If right, won't it be trivial to defeat that kind of surveillance?
This is where you get into probability.
A 256-bit hash is guaranteed to have multiple (different) files that can produce a specific hash, if space of possible files is larger than the hash.
However, if you selected a given image and produced a strong cryptographic hash of it, then took the entire population of Earth and dedicated each person to producing a new image every second to see if it had a matching hash, then the Sun will die long before we have a 1% chance of finding a match.
It IS trivial to defeat a hash comparison, though, yes. Changing as little as one bit, anywhere in the image would produce a different hash. To human eyes, there are billions of 'different' files that will all have images that the human cannot tell apart.
That is why strong hashes aren't used in cases like this - instead they need to use other methods, which will necessarily be much more prone to error.
I suppose the key takeaway here is, never use cloud services for unencrypted data.
But I didn't need this case to tell me that.
Had a Microsoft employee opened the suspect images and confirmed that one or more were a visual depiction of sexually explicit conduct involving a minor, then reported it to the government, that would be a private search, and the private search reconstruction doctrine would allow the government to recreate but not exceed the search. But that wasn't the case here.
Prior to viewing the suspect images, the government agent knew a few things about them, notably that their PhotoDNA hash function values matched some PhotoDNA hash function values of known-bad NCMEC images.

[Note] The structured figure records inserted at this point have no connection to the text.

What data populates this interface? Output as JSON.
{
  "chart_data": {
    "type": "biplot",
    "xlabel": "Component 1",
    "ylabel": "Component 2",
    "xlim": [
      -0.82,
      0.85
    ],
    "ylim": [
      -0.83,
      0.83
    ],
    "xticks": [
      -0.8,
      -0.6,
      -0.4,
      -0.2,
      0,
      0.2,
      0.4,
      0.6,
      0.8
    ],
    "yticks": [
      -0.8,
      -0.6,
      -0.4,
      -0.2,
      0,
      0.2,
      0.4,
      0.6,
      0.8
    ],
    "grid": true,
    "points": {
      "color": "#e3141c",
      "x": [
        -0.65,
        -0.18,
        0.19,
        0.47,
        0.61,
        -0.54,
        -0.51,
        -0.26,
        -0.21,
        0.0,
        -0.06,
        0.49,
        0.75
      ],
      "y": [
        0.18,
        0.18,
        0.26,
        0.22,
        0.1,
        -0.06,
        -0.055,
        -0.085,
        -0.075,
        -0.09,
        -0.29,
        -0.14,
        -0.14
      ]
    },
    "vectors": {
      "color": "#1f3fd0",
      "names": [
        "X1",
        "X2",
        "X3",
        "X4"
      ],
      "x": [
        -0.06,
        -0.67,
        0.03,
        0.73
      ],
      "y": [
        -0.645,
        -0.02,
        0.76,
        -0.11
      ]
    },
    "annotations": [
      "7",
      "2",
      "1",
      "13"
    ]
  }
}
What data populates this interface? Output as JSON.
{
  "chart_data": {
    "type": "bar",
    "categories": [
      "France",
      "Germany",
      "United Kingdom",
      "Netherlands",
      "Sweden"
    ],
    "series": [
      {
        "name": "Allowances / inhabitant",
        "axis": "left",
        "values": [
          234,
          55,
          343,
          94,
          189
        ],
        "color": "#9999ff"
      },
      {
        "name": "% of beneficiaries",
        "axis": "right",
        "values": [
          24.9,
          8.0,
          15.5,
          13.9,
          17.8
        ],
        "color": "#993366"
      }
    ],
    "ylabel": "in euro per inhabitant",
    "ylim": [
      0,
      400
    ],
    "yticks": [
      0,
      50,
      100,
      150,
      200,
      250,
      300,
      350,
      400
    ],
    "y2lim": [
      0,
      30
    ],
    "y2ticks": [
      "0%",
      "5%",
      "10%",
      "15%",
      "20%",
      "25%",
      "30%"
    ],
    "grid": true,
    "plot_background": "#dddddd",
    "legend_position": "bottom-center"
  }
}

No concrete conclusions can be draw from that, however. It's enough to raise suspicion, and if I were the government agent I'd think it worth my time, even my responsibility, to investigate, but there is a process for this.
Opening and viewing the images confirmed the suspicion that one or more of the images contained a visual depiction of sexually explicit conduct involving a minor, but that is new information.
Seems like a search to me.
Seems like there are two ways to approach the question:
1) Encrypt all files uploaded to a server. Better still, compress with password then encrypt. That should destroy any correlation between the uploaded file and a known "bad hombre."
2) When a third party's analytics show a possible correlation that they subsequently report to law enforcement (which, of course, they disclose in their ToCs) then LE can use a good faith reliance on that determination as probable cause to obtain a warrant to actually "place eyes" on the file in question.
Whether or not a 3rd party's search should be (as opposed to 'is') considered a violation of 4A privacy protections - assuming one actually believes there is a right to privacy - or a violation of one's rights to be secure in their effects from unreasonable searches is another question.
BTW, encryption and/or password protection should be sufficient to assert a reasonable expectation of privacy - again assuming that a right to privacy actually exists.
The right to privacy seem to mostly apply to bad cops hiding body cam recordings and personnel records
Can one embed a child pornography image into another image and extract it later? Would the hash then be detectable? That is, in effect, visual encryption. The crime would be decrypting and possessing the decrypted file rather than possessing the undecrpyted file, no?
I'm reminded of the figure-ground drawing of the beautiful young lady or old hag. Can adding a layer of ambiguation to child pornography render it "legal"?
This isn't encryption, it's steganography.
I don't know, I think I'd view steganography as just a particular branch of encryption.
Presumably, if you hid child porn in an innocent looking photo by steganography, the photo fingerprinting software here would report back the innocent photo.
The general rule here is to just remember that "the cloud" just means "other people's computers", and don't upload anything to the cloud you'd you'd object to everybody in the world seeing.
That's like saying horseback riding is a branch of canoeing. They have entirely different mathematical models :-/
How is it that the non-profit National Center for Missing & Exploited Children (NCMEC) can have the largest library of child pornography?